Objectives and Approach
We aimed to examine the concordance of EDI-based prevalence rates of health disorders with administrative data in two Canadian provinces by linking data at various levels. In Manitoba, individual EDI data were linked with health and educational data containing information on diagnosis prior to kindergarten for six health disorders: Autism Spectrum Disorder (ASD), Fetal Alcohol Spectrum Disorder (FASD), Attention Deficit and Hyperactivity Disorder (ADHD), Cerebral Palsy (CP), Anxiety, and Asthma.
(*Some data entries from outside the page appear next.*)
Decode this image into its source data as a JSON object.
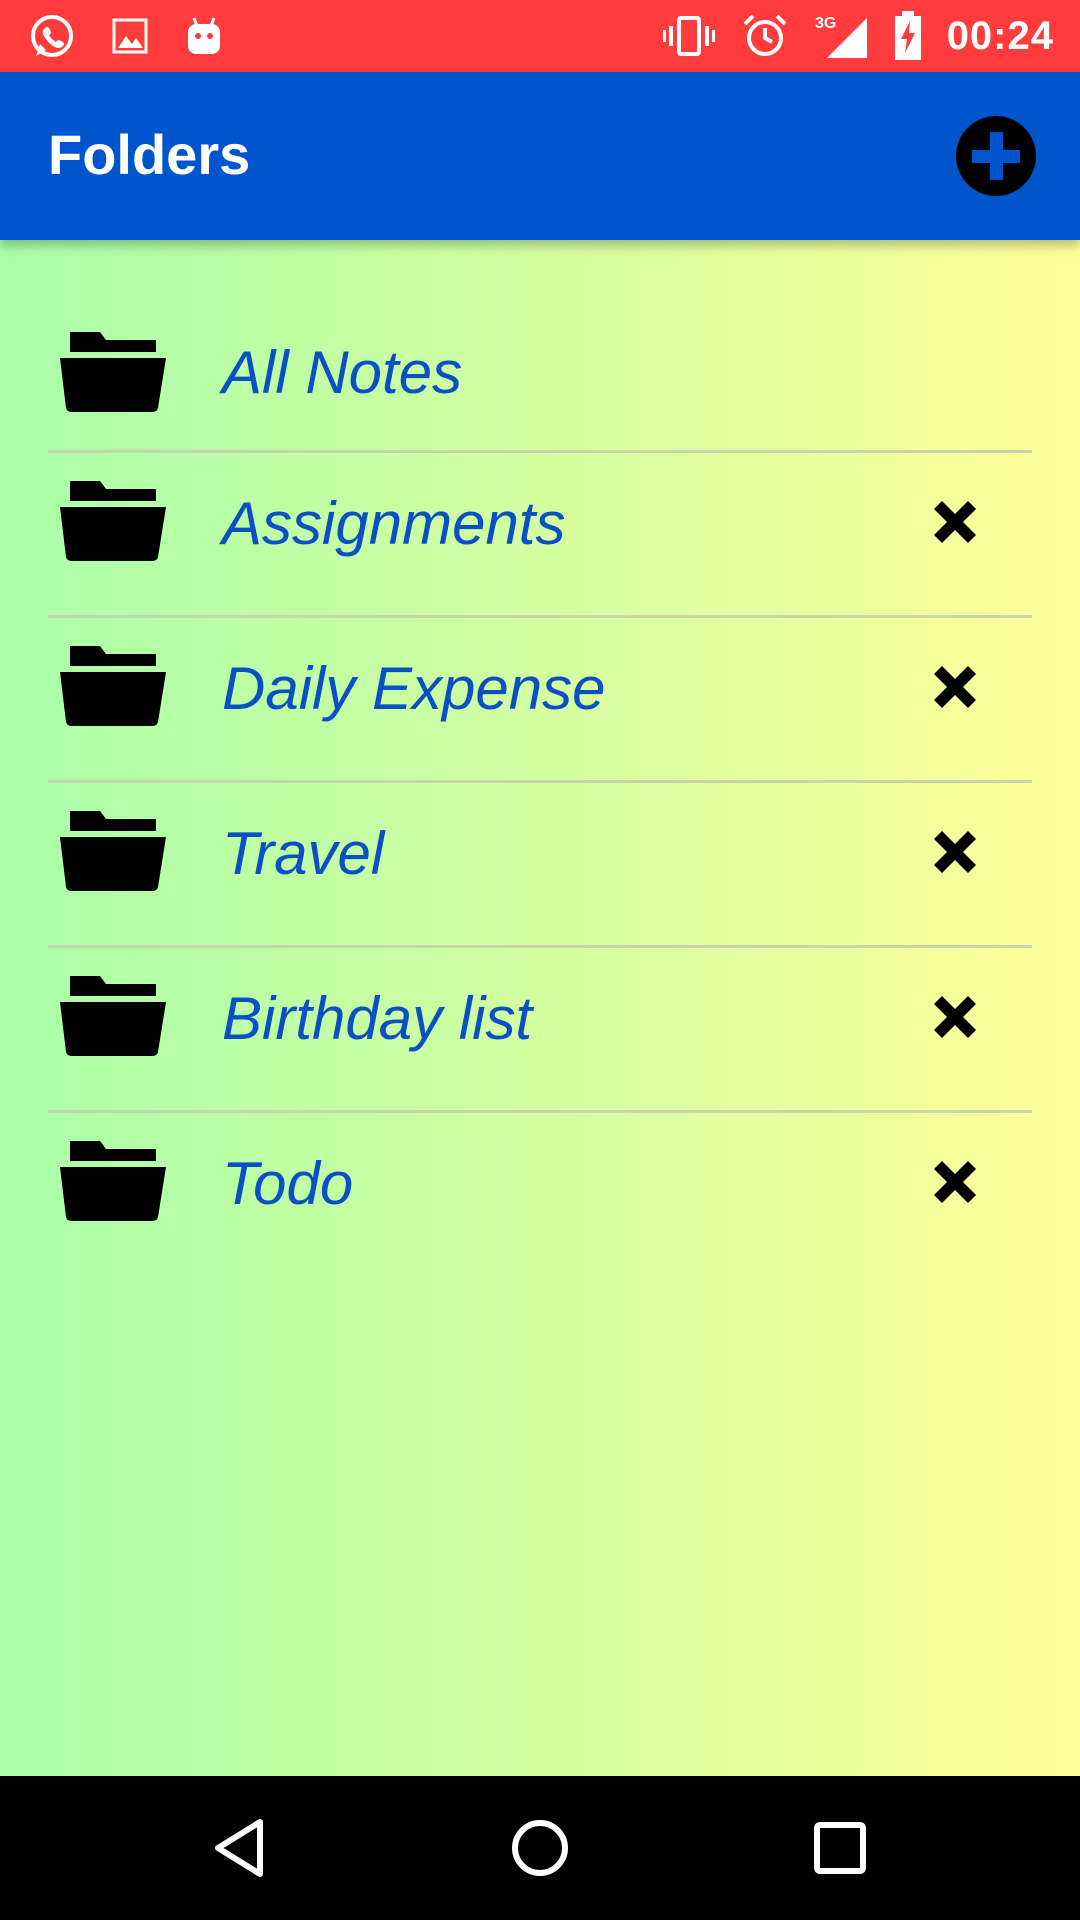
{
  "status_bar": {
    "time": "00:24",
    "left_icons": [
      "whatsapp-icon",
      "image-icon",
      "android-icon"
    ],
    "right_icons": [
      "vibrate-icon",
      "alarm-icon",
      "signal-3g-icon",
      "battery-charging-icon"
    ],
    "background_color": "#ff3b3b"
  },
  "app_bar": {
    "title": "Folders",
    "add_icon": "plus-circle-icon",
    "background_color": "#0055cc"
  },
  "folders": [
    {
      "name": "All Notes",
      "deletable": false
    },
    {
      "name": "Assignments",
      "deletable": true
    },
    {
      "name": "Daily Expense",
      "deletable": true
    },
    {
      "name": "Travel",
      "deletable": true
    },
    {
      "name": "Birthday list",
      "deletable": true
    },
    {
      "name": "Todo",
      "deletable": true
    }
  ],
  "colors": {
    "folder_text": "#0a4fc4",
    "gradient_start": "#a8ffa8",
    "gradient_end": "#ffff99"
  },
  "nav_bar": {
    "buttons": [
      "back-icon",
      "home-icon",
      "recents-icon"
    ]
  }
}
In Ontario, the prevalence rate of ASD based on the EDI was compared to the prevalence rate obtained from regional ASD service providers, matched on area geocodes.


Results
In Manitoba, the total number of children with one of the six diagnoses in the linked database was 10,181. EDI data from 2011 and 2013 demonstrated concordance rates ranging from 0% (Anxiety) to 37% (ASD) between EDI and pre-kindergarten individual administrative data for the prevalence of the health disorders. In Ontario, interrater reliability was established with 2010-2012 EDI data in 12 regions (total number of children with ASD based on the EDI =1,329) to examine consistency among the two data sources. Results showed a “fair” concordance rate for the two sources of ASD prevalence information (Kappa = 0.329; p < 0.001), with rates varying from 0.85% to 1.05%. Linkages with subsequent cohorts of children are ongoing and will be examined for consistency with current results.


Conclusion/Implications
While the results are somewhat lower than expected, they established feasibility of linkages in 2 provinces and will be repeated in others, potentially with a broader time-frame (up to 1-2 years post-kindergarten). This will further inform successful utilization of existing data sources to monitor the prevalence of children’s health disorders.